The financial services industry is one of the most regulated sectors. It also manages huge amounts of data. Conscious of a need for caution, financial companies have slowly added generative AI and AI agents to their stables of services.
The industry is no stranger to automation. But use of the term “agent” has been muted. And understandably, many in the industry took a very cautious stance toward generative AI, especially in the absence of regulatory frameworks. Now, however, banks like JP Morgan and Bank of America have debuted AI-powered assistants.

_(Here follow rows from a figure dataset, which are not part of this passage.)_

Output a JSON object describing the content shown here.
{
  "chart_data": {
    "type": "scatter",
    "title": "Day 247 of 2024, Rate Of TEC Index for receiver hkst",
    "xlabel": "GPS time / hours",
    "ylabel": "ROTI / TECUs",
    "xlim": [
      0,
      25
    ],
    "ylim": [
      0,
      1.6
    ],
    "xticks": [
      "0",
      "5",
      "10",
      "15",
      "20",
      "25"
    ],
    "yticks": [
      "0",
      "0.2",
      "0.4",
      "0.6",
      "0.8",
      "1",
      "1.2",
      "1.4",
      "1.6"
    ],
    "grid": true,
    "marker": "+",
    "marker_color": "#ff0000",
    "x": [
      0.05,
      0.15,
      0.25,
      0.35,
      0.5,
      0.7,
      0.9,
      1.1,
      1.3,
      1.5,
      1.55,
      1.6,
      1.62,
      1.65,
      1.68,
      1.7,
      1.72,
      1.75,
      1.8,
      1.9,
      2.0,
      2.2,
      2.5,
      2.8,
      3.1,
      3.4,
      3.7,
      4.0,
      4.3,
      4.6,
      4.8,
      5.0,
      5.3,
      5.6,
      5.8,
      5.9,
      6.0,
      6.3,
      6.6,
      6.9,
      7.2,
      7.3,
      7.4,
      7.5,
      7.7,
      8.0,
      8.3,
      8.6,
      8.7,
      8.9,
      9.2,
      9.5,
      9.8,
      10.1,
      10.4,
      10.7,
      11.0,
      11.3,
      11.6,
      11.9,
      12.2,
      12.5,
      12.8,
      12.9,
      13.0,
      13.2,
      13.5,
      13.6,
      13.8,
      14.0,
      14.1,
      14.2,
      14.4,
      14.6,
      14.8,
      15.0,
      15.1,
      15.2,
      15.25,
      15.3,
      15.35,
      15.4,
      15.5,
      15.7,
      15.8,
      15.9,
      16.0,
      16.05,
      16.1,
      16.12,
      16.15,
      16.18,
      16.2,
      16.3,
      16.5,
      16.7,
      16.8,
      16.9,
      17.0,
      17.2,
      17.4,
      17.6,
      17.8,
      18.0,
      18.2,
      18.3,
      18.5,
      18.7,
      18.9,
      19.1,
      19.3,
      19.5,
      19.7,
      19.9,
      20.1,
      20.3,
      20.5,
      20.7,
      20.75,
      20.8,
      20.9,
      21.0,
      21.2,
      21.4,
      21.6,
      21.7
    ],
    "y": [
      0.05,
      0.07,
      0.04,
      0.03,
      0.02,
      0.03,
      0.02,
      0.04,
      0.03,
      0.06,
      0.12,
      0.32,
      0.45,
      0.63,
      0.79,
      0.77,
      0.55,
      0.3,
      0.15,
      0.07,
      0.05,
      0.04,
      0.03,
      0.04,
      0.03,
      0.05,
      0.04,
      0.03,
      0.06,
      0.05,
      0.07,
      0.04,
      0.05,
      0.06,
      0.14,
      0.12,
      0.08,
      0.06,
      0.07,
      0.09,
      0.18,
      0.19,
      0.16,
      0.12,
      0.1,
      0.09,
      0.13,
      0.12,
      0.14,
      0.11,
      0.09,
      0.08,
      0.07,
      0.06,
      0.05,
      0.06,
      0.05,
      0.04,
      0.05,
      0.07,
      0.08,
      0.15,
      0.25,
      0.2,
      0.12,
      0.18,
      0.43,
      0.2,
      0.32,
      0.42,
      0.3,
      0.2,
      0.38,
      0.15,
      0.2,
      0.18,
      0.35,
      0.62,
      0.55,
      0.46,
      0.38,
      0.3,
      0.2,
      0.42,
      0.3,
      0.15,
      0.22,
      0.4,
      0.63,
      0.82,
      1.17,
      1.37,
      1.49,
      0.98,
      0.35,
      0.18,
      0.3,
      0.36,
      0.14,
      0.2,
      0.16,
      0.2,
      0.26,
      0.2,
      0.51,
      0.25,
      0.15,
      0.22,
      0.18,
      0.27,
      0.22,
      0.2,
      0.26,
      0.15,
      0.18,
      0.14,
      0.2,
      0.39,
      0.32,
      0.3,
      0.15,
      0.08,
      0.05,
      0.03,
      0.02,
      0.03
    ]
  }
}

A bank at the forefront of the trend is BNY. The investment and custodian bank founded by Alexander Hamilton is updating its AI tool, Eliza (named after Hamilton’s wife), developing it into a multi-agent resource. The bank sees AI agents as providing valuable assistance to its sales representatives while engaging its corporate customers more.
A multi-agent approach
Saarthak Pattanaik, head of BNY’s Artificial Intelligence Hub and head of engineering for digital assets, treasury, clearance and control, told VentureBeat in an interview that the bank began by figuring out how to connect its many units so their information can be easily accessed.
BNY created a lead recommendation agent for its various teams. But it did more. In fact, it uses a multi-agent architecture to help its sales team make suitable recommendations to clients.
“We have an agent which has everything [the sales team] know[s] about our client,” Pattanaik said. “We have another agent which talks about products, all the products that the bank has…from liquidity to collateral, to payments, the treasury and so forth. Ultimately…we are trying to solve a client need through the capabilities we have, the product capabilities we have.”
Pattanaik added that its agents have reduced the number of people many of its client-facing employees must speak to in order to determine a good recommendation for customers. So, “instead of the salespeople talking to 10 different product managers, 10 different client people, 10 different segment people, all of that is done now through this agent.”
The agent lets its sales team answer very specific questions that investment banking clients might have. For example, does the bank support foreign currencies like the Malaysian ringgit if a client wants to launch a credit card in the country?
How they built it
The multi-agent recommendation capabilities debuted in BNY’s Eliza tool.
There are about 13 agents that “negotiate with each other” to figure out a good product recommendation, depending on the marketing segment. Pattanaik explained that the agents range from functional agents like client agents to segment agents that touch on structured and unstructured data. Many of the agents within Eliza have a “sense of reasoning.”
The bank understands that its agent ecosystem is not fully agentic. As Pattanaik pointed out, “the fully agentic version would be that it would automatically generate a PowerPoint we can give to the client, but that’s not what we do.”
Pattanaik said the bank turned to Microsoft’s Autogen to bring its AI agents to life.
“We started off with Autogen since it is open-source,” he said. “We are generally a builder company; wherever we can use open source, we do it.”
Pattanaik said Autogen provided the bank with a set of solid guardrails it can use to ground many of the agents’ responses and make them more deterministic. The bank also looked into LangChain to architect the system.
BNY built a framework around the agentic system that gives the agents a blueprint for responding to requests. To accomplish this, the company’s AI engineers worked closely with other bank departments. Pattanaik underscored that BNY has been building mission-critical platforms for years and has scaled products like its clearance and collateral platforms. This deep bench of knowledge was key to helping the AI engineers in charge of the agent platform give the agents the specialized expertise they needed.
“Having less hallucination is a characteristic that always helps, compared to just having AI engineers driving the engine,” Pattanaik said. “Our AI engineers worked very closely with the full-stack engineers who built the mission-critical systems to help us ground the problem. It’s about componentizing so that it’s reusable.”
Building, for example, a lead-recommendation agent this way allows it to be developed by BNY’s different lines of business. It acts as a microservice “that continues to learn, reason and act.”
Expanding Eliza
As its agentic footprint expands, BNY plans to further upgrade its flagship AI tool, Eliza. BNY released the tool in 2024, though it has been in development since 2023. Eliza lets BNY employees access a marketplace of AI apps, get approved datasets and look for insights.
Pattanaik said Eliza is already providing a blueprint for how BNY can move forward with AI agents and offer users more advanced, intelligent service. But the bank doesn’t want to be stagnant, and wants the next iteration of Eliza to be more intelligent.
“What we built using Eliza 1.0 is a representation, and the learning aspect of things,” Pattanaik said. “With 2.0, we’re going to improve the process and also ask, how do we build a great agent? If you think about agents, it’s about something that can learn and reason and, at some point in time, provide some actions as to this is a break, this is not a break and so forth. This is the direction we are going towards as we build 2.0, because a lot of things have to be set up in terms of the risk guardrails, the explainability, the transparency, the linkages and so forth, before we become completely autonomous.”